Firing the coach is an unlikely solution, but it’s apparently still on the table: Doug Wilson pointedly refused to guarantee Ron Wilson will return to the club he has led to 138 regular-season victories and four playoff series wins – but no Stanley Cup finals appearances – over the past three seasons.
The Wilsons, who aren’t related, went through a 12-hour meeting last week evaluating every problem with the Sharks. Ron Wilson asked for a few more days to find answers to Doug Wilson’s questions, and the two will meet again later in the week, with a decision expected to be announced next week.

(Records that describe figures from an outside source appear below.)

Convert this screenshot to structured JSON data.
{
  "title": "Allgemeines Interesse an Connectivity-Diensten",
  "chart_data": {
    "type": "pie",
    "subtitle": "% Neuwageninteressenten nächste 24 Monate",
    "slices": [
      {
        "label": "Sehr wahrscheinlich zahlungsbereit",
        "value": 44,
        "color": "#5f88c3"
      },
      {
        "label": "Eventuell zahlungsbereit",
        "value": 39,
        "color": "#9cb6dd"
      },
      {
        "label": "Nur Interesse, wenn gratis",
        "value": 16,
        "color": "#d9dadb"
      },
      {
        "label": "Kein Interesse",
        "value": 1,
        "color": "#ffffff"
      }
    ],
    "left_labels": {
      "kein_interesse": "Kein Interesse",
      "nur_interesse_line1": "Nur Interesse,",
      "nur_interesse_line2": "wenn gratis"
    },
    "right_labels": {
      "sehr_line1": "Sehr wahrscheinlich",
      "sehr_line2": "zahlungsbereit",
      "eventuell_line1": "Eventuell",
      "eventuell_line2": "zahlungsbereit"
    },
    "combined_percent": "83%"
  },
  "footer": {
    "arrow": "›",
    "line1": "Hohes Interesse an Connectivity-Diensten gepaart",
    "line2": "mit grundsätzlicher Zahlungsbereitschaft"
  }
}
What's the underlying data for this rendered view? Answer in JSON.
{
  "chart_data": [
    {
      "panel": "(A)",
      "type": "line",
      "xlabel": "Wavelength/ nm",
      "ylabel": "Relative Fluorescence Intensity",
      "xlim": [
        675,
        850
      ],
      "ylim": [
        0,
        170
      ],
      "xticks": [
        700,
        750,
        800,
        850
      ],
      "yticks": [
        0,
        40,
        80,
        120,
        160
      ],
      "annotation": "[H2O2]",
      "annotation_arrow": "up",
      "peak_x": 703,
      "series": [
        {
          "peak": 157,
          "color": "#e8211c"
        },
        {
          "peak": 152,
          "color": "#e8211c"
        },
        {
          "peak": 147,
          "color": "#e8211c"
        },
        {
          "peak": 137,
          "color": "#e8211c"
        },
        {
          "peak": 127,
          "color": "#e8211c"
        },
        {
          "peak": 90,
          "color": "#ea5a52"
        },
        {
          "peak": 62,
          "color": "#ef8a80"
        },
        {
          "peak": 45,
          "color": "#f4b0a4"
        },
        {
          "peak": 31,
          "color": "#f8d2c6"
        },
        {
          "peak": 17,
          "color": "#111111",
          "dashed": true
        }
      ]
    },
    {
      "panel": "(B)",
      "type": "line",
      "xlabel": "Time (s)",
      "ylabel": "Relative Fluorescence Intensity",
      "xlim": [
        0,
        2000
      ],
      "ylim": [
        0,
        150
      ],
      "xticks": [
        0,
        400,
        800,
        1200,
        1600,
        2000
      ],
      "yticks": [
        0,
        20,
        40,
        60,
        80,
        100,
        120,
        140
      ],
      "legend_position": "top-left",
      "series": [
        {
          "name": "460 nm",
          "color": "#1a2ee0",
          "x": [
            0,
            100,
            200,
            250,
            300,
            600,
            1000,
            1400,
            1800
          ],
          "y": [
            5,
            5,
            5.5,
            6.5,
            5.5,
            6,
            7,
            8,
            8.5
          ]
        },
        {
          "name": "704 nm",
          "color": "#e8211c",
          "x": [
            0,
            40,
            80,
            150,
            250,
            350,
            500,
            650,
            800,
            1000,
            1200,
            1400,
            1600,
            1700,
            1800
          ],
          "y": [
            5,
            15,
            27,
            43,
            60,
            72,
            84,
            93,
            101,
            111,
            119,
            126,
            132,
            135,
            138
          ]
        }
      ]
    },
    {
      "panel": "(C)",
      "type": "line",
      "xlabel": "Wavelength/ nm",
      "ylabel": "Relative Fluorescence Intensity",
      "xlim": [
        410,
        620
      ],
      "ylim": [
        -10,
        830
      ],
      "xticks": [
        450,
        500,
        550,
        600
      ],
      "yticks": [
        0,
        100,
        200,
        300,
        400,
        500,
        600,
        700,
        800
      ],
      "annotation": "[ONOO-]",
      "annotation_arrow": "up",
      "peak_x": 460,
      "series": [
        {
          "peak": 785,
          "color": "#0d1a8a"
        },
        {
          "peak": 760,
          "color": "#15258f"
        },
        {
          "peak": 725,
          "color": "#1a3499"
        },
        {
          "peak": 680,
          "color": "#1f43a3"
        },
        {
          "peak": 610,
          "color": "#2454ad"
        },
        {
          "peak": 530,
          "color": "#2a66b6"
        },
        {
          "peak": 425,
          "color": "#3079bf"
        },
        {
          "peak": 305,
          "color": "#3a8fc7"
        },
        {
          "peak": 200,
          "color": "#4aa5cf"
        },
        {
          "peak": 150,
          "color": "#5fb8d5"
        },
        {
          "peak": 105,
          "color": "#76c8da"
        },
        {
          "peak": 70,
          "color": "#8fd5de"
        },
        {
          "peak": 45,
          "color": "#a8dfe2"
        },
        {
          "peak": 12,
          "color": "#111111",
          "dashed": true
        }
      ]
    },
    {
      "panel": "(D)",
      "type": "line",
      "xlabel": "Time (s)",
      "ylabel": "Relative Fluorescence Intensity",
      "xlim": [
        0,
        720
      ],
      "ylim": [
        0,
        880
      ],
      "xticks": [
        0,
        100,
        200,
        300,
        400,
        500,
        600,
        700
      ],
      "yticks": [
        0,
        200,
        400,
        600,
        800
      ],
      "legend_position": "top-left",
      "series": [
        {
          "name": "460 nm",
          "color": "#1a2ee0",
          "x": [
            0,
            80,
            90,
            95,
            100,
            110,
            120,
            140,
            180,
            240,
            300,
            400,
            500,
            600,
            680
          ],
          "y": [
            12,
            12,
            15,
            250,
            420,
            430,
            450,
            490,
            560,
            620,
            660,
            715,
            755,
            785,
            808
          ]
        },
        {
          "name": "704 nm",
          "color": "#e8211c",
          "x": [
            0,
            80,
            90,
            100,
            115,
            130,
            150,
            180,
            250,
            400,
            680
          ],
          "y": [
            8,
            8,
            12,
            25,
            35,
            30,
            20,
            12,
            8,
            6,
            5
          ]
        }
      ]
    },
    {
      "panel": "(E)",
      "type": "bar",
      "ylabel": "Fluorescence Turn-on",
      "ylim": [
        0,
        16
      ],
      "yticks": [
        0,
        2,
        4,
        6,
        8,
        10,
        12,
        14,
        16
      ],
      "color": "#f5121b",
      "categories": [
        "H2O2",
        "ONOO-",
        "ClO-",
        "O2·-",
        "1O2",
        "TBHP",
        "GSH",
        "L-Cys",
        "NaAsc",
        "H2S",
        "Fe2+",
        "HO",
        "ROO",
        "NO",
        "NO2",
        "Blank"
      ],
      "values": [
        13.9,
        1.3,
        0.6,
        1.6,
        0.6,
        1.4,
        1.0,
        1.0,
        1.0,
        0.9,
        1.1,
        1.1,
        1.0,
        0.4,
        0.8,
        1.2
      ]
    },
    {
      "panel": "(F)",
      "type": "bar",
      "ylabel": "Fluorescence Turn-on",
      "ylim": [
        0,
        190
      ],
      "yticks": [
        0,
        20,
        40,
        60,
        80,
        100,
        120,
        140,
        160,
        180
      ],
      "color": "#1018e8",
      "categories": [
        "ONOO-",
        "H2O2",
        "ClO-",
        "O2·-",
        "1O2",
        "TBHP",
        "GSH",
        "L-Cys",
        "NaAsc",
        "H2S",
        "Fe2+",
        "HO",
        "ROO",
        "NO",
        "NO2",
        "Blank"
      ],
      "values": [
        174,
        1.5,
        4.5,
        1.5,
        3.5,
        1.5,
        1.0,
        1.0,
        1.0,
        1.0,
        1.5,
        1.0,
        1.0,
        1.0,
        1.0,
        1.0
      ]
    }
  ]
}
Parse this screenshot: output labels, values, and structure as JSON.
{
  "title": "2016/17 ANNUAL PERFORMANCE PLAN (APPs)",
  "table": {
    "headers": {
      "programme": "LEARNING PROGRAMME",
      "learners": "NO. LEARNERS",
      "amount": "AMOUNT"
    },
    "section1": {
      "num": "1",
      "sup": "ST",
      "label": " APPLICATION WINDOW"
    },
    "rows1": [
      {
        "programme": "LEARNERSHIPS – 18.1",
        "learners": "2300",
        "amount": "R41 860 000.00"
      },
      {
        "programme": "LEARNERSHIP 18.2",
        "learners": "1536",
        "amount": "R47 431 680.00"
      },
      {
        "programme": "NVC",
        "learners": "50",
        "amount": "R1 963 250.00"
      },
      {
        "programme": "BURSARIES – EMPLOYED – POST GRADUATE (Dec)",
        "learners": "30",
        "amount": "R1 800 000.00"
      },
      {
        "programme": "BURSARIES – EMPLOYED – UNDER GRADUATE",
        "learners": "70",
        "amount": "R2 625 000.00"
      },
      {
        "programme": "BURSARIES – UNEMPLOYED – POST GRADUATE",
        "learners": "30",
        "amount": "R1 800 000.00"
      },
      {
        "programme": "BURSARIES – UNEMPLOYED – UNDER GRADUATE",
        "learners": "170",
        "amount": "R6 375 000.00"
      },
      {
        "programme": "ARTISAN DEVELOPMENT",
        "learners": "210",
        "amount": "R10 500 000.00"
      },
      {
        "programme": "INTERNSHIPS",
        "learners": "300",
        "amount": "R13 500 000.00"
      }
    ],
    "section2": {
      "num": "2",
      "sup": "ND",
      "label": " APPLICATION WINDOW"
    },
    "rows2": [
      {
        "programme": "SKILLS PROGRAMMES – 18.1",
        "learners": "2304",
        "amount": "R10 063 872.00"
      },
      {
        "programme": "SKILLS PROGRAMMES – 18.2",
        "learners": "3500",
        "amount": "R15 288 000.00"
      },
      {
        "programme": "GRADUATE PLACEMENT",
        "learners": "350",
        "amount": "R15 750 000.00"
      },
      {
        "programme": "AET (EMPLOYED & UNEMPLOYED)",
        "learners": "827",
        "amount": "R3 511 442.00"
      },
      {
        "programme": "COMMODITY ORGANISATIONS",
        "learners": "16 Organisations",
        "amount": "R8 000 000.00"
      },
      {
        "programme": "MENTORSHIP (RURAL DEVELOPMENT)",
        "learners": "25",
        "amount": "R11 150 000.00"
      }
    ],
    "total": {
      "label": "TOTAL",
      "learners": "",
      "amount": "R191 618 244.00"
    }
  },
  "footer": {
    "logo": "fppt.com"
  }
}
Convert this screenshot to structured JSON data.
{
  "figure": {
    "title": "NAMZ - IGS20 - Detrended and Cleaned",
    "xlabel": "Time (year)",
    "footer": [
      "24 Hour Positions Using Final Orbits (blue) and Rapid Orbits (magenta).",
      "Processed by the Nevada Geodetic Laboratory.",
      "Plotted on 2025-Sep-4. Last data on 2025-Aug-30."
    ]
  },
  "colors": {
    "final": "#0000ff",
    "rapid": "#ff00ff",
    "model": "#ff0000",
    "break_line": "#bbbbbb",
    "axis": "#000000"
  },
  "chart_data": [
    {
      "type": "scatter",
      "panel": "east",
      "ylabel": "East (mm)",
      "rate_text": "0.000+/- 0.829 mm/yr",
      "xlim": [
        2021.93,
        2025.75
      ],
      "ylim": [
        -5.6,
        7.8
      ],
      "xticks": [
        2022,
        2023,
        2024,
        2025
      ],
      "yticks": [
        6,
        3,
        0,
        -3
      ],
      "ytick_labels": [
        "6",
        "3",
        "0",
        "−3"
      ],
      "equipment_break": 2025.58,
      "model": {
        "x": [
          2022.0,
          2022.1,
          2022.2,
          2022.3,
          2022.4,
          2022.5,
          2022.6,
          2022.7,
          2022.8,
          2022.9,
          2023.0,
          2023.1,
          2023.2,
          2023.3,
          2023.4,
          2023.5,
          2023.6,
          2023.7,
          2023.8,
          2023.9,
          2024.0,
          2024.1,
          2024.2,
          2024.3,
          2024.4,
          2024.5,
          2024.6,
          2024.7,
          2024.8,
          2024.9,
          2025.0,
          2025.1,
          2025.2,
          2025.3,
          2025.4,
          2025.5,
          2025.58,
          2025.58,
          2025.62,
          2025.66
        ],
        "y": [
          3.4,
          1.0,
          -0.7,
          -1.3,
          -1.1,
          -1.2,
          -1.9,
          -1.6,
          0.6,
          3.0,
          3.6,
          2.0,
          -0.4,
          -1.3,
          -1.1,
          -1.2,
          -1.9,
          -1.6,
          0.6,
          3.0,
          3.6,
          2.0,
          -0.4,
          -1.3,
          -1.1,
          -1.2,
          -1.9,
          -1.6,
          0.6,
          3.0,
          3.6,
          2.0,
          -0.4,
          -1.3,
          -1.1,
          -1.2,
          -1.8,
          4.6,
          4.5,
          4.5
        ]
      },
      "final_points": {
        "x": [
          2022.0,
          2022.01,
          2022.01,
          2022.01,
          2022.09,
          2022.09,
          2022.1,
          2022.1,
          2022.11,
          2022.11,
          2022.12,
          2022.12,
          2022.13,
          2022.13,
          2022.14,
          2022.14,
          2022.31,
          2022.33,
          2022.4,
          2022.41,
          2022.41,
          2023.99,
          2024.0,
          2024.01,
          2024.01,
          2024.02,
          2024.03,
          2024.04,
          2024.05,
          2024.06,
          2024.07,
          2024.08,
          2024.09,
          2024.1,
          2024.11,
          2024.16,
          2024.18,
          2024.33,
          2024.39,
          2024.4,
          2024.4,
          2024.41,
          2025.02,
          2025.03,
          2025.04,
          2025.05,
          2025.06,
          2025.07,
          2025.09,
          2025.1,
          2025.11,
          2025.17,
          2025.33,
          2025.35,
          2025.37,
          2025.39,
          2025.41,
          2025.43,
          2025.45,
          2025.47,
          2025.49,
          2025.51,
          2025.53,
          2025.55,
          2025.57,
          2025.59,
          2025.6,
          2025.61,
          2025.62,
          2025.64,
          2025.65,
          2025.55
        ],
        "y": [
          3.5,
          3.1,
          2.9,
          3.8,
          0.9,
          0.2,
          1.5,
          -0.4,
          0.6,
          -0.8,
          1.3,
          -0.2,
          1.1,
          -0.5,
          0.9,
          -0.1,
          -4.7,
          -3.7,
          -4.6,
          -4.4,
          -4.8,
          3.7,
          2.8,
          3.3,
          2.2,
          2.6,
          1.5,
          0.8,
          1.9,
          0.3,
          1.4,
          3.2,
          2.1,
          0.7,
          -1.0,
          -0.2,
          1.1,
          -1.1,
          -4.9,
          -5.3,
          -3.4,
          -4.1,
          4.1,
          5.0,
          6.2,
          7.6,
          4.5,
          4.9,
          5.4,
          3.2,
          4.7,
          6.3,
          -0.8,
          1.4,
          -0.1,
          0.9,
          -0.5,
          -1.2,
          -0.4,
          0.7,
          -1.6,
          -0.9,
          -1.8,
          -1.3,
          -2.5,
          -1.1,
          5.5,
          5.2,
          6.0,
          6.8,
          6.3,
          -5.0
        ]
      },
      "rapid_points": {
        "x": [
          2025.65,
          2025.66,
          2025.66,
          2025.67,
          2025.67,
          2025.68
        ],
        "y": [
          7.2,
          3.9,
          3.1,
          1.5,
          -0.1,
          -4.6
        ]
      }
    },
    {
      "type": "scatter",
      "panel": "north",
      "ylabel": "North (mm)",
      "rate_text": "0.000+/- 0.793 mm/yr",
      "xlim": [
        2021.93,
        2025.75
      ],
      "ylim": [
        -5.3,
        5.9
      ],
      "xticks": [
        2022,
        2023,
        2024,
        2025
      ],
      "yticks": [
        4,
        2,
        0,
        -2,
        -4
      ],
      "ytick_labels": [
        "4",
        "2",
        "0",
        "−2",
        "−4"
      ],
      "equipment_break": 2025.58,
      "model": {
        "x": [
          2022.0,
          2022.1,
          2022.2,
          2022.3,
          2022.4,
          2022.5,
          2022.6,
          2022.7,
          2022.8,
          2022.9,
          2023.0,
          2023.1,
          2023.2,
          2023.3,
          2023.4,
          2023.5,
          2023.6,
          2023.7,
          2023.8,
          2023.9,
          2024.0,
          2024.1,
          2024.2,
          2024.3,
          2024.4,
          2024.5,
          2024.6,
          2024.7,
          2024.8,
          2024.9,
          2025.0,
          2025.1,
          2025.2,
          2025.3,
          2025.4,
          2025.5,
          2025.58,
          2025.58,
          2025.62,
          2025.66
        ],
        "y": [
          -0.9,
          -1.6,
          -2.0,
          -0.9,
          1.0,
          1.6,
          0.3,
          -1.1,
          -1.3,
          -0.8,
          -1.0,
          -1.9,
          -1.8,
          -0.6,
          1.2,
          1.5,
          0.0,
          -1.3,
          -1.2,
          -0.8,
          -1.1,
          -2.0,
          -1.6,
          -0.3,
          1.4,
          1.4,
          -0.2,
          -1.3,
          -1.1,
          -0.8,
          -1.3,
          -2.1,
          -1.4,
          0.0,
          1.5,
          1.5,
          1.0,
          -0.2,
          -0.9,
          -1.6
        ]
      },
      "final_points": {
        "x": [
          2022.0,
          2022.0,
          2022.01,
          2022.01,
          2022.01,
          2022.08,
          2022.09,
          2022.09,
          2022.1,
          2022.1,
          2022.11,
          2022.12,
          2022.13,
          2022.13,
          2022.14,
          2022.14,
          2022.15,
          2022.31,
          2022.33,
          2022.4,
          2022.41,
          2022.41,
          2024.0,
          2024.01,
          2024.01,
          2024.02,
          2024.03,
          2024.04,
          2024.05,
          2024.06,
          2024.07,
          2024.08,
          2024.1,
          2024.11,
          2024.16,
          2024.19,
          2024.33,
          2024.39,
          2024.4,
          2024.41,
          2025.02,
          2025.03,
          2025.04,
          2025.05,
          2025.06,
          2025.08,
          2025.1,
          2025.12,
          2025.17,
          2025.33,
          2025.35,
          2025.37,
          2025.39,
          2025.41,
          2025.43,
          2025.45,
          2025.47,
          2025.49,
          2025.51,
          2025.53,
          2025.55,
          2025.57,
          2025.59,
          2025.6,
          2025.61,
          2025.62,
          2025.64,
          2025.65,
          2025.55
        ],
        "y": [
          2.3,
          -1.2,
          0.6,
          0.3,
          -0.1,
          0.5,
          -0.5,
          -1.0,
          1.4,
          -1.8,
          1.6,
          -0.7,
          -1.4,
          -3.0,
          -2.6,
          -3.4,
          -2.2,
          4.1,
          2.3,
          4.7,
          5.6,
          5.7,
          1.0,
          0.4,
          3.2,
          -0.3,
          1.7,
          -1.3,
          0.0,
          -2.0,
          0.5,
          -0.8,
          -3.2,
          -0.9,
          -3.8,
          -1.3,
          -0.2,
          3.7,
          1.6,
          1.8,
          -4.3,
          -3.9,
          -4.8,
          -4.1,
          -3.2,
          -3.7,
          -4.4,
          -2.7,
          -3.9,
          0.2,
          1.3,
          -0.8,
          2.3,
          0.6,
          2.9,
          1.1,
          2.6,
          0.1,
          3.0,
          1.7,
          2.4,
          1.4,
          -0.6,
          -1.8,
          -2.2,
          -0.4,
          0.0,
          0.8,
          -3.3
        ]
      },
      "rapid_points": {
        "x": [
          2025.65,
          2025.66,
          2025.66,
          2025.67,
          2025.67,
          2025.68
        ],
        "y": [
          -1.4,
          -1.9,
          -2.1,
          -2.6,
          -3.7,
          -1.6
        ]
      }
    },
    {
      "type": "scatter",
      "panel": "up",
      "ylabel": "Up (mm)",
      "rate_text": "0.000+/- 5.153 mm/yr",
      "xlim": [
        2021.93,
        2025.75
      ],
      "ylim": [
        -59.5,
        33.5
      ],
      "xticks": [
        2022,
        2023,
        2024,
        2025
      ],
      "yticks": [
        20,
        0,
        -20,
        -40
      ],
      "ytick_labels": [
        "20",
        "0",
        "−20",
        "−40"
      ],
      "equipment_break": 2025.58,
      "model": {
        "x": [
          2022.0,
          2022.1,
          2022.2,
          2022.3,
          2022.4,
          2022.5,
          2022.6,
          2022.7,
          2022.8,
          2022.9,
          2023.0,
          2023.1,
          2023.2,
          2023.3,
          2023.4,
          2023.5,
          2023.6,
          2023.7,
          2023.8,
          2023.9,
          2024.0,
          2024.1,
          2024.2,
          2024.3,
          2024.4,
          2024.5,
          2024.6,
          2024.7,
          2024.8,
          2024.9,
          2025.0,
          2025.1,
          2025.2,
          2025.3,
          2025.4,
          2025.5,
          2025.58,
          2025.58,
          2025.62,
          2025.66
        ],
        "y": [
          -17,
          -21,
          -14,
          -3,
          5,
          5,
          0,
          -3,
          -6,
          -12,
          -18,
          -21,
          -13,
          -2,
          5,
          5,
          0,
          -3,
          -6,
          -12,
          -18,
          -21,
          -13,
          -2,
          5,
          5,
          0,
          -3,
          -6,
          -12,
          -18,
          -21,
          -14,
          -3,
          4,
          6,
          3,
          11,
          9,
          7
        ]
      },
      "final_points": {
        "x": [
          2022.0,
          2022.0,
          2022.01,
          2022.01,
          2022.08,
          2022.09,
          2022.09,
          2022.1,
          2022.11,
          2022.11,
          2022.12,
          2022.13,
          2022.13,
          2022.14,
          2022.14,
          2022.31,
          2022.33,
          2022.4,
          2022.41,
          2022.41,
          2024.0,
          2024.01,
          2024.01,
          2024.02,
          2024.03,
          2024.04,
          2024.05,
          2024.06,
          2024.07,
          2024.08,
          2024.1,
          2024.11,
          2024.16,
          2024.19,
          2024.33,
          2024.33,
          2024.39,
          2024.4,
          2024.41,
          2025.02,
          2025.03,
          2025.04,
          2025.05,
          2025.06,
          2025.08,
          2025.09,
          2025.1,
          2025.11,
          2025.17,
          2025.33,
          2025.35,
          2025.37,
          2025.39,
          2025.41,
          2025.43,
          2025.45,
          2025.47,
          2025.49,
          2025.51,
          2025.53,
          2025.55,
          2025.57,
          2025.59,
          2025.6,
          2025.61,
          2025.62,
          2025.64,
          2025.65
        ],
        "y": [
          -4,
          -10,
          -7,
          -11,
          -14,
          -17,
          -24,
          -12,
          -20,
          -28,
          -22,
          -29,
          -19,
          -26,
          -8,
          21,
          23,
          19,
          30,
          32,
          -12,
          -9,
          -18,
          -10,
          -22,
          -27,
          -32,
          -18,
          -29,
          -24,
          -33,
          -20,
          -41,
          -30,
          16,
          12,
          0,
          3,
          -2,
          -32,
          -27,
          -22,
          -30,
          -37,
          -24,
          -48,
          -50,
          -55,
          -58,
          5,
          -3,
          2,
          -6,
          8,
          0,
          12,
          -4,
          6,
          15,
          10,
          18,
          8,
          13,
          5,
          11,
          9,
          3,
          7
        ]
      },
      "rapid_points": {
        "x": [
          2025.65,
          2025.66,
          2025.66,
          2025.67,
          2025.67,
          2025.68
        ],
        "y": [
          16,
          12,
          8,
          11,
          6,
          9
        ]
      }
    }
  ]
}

“We’ll deal with the end of the process this week, and we’ll go from there Monday,” said Doug Wilson, who extended Ron Wilson’s contract last season during a 10-game winless streak.
Though he has built a sturdy, young team with no obvious weaknesses, Doug Wilson said he is determined to re-examine the Sharks’ structure. Any player seems available in a trade discussion – except Joe Thornton, last season’s MVP, who’s already had informal discussions about a long-term contract.
“You can’t just go get better players. You’ve got to make your own players better,” said Doug Wilson, who has made brilliant deals for Thornton and defenseman Craig Rivet along with less-successful swaps for Bill Guerin and Mark Bell in recent months.
The Sharks’ postseason collapse included Ron Wilson’s thinly veiled scolding for captain Patrick Marleau, who struggled throughout the Detroit series despite a reputation for strong postseason play. Marleau’s leadership skills are questioned repeatedly by fans who don’t see how the taciturn son of a Saskatchewan farmer can be an effective captain.
“I trust that dressing room,” Doug Wilson said. “I don’t micromanage. There will be conversations that will take place. We’ll handle it.”
He also said it’s “highly unlikely” that goalies Evgeni Nabokov and Vesa Toskala both will return for next season. Both are proven NHL netminders who shared an uneasy platoon until Toskala got hurt this spring, and Wilson fully intends to trade one of the goalies before training camp – though he failed to find a similar trade last summer.
“I don’t think there’s many goalies that would have done what they did for us, but that will not continue,” Wilson said.
Doug Wilson understands fans’ concerns that the Sharks are turning into the West Coast version of the Ottawa Senators, who struggled through years of regular-season successes and playoff failures before finally breaking through to the Stanley Cup finals this year. The Sharks blew leads in three of their losses to Detroit, including a pair of two-goal margins.
“I want excuses removed from this organization forever,” Doug Wilson said. “If anything, we’re going to raise the expectations. People say we underachieved. Well, you know what? We did, and the only way we’re going to overachieve is to win a Stanley Cup.”